Brother Judas, a leader of a youth fellowship in a Hunan church, shared two problems he had in the youth ministry: the difficulty of spiritual transformation and the conflict of different concepts of marriage and love.
"It's not easy to have spiritual transformation."
In November 2015, the former leader of Judas' fellowship got married to a man living in another city so she had to leave the fellowship. Brother Judas became the new head. He set a goal for his ministry: "to let them know Christ and faith; take faith from the perspectives of worldviews, life outlooks, and values; tell them a real Christian is not a blind follower, but has real confirmation in his heart; Christian faith leads one's life."
The fellowships holds one weekly meeting that consists of a warm-up activity, praise and worship, and a sermon with discussion in between. Sometimes discussion is the main tone through the gathering. Before meetings, Judas invites the members to have dinner together to the best of his ability. An outdoor fellowship activity is held every month and one or two large-scale activities are conducted every year.

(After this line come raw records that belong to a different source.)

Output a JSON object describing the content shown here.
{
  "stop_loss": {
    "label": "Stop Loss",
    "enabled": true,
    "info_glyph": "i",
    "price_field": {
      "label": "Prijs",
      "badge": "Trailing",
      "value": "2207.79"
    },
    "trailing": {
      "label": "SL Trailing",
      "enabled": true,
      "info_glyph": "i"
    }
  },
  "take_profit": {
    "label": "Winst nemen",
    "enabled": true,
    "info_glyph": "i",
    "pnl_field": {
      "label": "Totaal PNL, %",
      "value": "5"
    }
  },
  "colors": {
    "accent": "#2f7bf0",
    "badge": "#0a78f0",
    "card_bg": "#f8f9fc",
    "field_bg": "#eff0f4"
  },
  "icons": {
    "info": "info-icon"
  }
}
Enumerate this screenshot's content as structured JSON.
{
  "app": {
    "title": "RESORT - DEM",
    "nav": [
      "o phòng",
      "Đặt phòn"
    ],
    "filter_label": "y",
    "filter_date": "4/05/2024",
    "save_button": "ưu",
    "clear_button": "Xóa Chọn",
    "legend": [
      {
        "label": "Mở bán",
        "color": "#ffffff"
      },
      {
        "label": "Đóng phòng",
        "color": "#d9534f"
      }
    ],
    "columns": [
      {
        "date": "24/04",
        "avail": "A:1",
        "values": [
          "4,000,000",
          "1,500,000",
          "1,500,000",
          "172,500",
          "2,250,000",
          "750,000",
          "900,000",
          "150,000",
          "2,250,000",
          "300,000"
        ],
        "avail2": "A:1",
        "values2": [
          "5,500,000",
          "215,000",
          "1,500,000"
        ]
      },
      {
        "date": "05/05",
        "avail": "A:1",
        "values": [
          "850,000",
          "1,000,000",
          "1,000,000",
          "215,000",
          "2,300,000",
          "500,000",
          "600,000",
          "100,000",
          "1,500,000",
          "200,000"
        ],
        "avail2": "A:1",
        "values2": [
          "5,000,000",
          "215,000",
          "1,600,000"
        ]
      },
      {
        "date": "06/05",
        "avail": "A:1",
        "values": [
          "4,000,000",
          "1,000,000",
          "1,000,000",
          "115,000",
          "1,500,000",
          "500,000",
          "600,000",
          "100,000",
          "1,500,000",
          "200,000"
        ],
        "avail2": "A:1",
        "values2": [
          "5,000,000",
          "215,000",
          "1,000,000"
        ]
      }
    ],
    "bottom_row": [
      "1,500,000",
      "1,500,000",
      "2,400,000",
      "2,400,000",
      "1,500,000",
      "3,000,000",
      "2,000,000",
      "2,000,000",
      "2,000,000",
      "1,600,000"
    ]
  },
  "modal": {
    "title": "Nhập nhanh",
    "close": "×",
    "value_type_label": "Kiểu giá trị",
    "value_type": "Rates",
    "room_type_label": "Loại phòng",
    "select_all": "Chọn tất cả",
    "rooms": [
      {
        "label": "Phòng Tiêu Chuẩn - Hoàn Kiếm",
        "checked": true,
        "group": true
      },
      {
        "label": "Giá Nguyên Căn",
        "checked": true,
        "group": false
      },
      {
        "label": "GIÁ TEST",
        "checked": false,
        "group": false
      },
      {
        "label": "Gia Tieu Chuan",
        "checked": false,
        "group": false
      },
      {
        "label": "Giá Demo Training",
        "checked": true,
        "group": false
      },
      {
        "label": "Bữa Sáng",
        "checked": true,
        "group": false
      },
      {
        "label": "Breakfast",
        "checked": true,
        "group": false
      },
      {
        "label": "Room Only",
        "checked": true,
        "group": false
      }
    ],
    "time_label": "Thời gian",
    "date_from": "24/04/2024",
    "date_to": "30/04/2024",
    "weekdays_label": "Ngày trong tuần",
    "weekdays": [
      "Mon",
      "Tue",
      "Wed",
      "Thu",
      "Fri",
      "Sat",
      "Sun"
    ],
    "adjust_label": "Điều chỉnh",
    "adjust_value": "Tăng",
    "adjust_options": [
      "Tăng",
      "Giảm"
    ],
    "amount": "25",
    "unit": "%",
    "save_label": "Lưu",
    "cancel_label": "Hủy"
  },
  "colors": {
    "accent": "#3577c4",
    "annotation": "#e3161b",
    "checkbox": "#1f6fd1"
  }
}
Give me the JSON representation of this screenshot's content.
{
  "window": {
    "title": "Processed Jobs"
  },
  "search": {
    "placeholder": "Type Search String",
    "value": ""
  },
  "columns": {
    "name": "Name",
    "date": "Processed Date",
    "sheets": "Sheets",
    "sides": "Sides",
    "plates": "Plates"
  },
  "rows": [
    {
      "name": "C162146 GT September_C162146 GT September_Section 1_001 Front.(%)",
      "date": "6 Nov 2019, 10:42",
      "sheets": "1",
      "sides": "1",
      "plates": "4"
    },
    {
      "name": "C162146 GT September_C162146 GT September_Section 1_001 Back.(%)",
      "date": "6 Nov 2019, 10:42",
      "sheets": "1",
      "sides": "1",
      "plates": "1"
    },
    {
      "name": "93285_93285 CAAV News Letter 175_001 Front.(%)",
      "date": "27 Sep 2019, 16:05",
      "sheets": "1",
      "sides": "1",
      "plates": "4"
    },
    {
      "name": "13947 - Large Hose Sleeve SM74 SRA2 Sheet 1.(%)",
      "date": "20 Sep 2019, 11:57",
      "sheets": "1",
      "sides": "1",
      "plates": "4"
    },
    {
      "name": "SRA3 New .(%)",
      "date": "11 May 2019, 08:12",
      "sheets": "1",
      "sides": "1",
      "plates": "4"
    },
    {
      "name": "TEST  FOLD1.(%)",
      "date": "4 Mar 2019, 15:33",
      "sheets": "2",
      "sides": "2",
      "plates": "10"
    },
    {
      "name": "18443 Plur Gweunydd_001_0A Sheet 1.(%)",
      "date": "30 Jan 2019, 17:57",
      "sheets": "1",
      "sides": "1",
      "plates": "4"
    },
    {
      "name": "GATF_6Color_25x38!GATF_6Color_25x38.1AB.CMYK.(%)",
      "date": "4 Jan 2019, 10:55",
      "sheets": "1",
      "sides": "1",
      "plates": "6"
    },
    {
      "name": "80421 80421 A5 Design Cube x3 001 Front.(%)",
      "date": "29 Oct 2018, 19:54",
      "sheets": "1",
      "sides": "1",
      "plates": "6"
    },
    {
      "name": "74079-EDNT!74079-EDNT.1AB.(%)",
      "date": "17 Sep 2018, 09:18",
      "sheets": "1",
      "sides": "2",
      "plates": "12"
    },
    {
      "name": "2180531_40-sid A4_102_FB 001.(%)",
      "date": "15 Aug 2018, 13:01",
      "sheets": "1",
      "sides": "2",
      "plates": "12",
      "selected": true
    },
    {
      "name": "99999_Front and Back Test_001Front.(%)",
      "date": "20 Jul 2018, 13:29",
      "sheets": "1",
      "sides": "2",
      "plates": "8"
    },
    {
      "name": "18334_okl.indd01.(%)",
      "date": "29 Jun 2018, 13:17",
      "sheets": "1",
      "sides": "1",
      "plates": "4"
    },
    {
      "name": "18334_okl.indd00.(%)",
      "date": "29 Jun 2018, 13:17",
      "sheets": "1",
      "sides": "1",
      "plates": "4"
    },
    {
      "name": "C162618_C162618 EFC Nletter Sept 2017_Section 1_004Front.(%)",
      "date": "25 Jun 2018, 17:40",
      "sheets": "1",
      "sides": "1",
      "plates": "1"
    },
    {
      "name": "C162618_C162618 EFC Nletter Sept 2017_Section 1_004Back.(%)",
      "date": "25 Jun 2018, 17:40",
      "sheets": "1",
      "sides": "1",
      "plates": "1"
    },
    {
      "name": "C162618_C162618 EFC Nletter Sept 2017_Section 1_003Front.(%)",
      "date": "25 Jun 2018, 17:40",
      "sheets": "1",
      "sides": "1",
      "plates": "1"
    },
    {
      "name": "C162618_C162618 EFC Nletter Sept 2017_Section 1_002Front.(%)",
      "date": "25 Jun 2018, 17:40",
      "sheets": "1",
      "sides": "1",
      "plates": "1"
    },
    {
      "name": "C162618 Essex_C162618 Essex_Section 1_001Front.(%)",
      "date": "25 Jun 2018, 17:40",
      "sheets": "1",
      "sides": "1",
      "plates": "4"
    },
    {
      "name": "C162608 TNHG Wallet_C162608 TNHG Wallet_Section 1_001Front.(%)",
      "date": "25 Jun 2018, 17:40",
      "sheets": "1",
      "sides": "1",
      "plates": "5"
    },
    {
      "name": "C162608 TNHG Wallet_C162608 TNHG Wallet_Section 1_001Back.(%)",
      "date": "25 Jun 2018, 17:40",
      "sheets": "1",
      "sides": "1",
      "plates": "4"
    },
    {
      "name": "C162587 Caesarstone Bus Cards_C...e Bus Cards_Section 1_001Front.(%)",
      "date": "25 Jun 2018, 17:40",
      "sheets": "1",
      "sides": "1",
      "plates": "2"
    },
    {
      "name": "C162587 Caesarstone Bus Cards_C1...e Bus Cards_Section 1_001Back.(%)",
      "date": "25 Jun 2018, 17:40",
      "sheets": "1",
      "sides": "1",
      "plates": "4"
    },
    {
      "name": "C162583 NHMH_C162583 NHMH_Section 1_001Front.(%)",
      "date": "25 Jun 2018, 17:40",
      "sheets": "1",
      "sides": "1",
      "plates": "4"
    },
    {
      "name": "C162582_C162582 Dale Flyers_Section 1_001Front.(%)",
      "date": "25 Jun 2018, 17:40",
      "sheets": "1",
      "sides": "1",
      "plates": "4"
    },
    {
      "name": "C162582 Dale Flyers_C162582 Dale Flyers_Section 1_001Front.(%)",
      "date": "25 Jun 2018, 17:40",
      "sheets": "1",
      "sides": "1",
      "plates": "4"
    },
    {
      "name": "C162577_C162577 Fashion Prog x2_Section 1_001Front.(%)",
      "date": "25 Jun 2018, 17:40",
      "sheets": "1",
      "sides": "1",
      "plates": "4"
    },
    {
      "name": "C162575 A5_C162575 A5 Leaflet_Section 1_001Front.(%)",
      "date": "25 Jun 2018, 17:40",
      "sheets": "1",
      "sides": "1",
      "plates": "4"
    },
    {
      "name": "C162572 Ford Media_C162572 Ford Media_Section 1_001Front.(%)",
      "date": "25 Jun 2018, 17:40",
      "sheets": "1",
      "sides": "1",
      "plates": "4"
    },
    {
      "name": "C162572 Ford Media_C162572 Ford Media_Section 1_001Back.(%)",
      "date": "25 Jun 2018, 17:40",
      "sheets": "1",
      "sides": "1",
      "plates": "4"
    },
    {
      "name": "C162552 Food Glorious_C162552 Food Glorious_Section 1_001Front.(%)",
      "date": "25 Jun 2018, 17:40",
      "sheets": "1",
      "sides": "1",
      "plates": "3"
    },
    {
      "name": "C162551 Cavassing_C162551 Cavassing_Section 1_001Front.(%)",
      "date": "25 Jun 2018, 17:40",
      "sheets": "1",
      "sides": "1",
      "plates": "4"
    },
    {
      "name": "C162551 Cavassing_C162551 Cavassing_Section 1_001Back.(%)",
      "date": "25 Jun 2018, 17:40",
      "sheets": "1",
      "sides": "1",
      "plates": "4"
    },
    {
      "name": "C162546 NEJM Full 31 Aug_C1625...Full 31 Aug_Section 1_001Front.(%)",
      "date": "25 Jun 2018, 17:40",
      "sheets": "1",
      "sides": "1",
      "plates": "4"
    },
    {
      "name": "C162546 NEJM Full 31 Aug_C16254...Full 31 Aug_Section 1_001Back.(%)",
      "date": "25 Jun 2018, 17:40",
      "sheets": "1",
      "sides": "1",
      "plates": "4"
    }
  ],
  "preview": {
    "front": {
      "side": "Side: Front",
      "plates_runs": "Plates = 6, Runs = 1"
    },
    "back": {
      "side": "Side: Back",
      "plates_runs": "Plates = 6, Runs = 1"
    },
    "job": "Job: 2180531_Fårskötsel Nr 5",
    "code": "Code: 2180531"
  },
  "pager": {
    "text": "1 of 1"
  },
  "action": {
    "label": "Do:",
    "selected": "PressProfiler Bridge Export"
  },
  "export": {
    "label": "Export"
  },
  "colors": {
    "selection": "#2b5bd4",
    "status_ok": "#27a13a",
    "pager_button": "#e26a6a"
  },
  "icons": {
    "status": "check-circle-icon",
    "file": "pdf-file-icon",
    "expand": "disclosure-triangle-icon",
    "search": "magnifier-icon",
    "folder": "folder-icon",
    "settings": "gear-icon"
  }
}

Judas said most post-1990s people regard meetings as just parties and rarely think seriously about faith. One of the pastoring problems was that it was hard to touch their hearts and result in their spiritual transformation even though they were nurtured for years.
Judas tried several approaches to teach them God's word, but all turned out to be ineffective. In the first year, he shared the Bible in the fellowship's WeChat group but only three to five members gave regular responses. In the second year, he followed the church's initiative that urged members to check in daily for reading through the Bible in a year, but the idea failed to be implemented. In the second half of 2017, he promoted the church's cell group material every week, but nobody seemed interested.
He said that he met a bottleneck period in shepherding believers at WeChat groups.
Different viewpoints of marriage and love in two generations
For Judas, who was born in the 1970s, the concept of marriage and love in the eyes of the post-1990s generation differs much from his. He was impressed by the common phenomenon of cohabitation among the post-90s generation.
"They take marriage seriously, but are a bit casual about relationships and cohabitation that are considered as trials." He said.
Another difference was their opinion about homosexuals. Judas said that they accept homosexuals more openly than he might think and there were many gay people among the generation. The reason might be the misleading gender image of actors in entertainment programs and homosexual content in adolescence literature like electronic comic books.
Moreover, they were realistic about marriage. Since his leadership in the ministry, no couple got married just because of mutual love and faith. After a more than two-year relationship, one sister even broke up with her boyfriend who graduated from a seminary because of his living conditions.
Recalling the past service, Judas summarized that although he tried different approaches that were not good, he grew up much during the process. Currently, the greatest challenge for his fellowship is a lack of workers.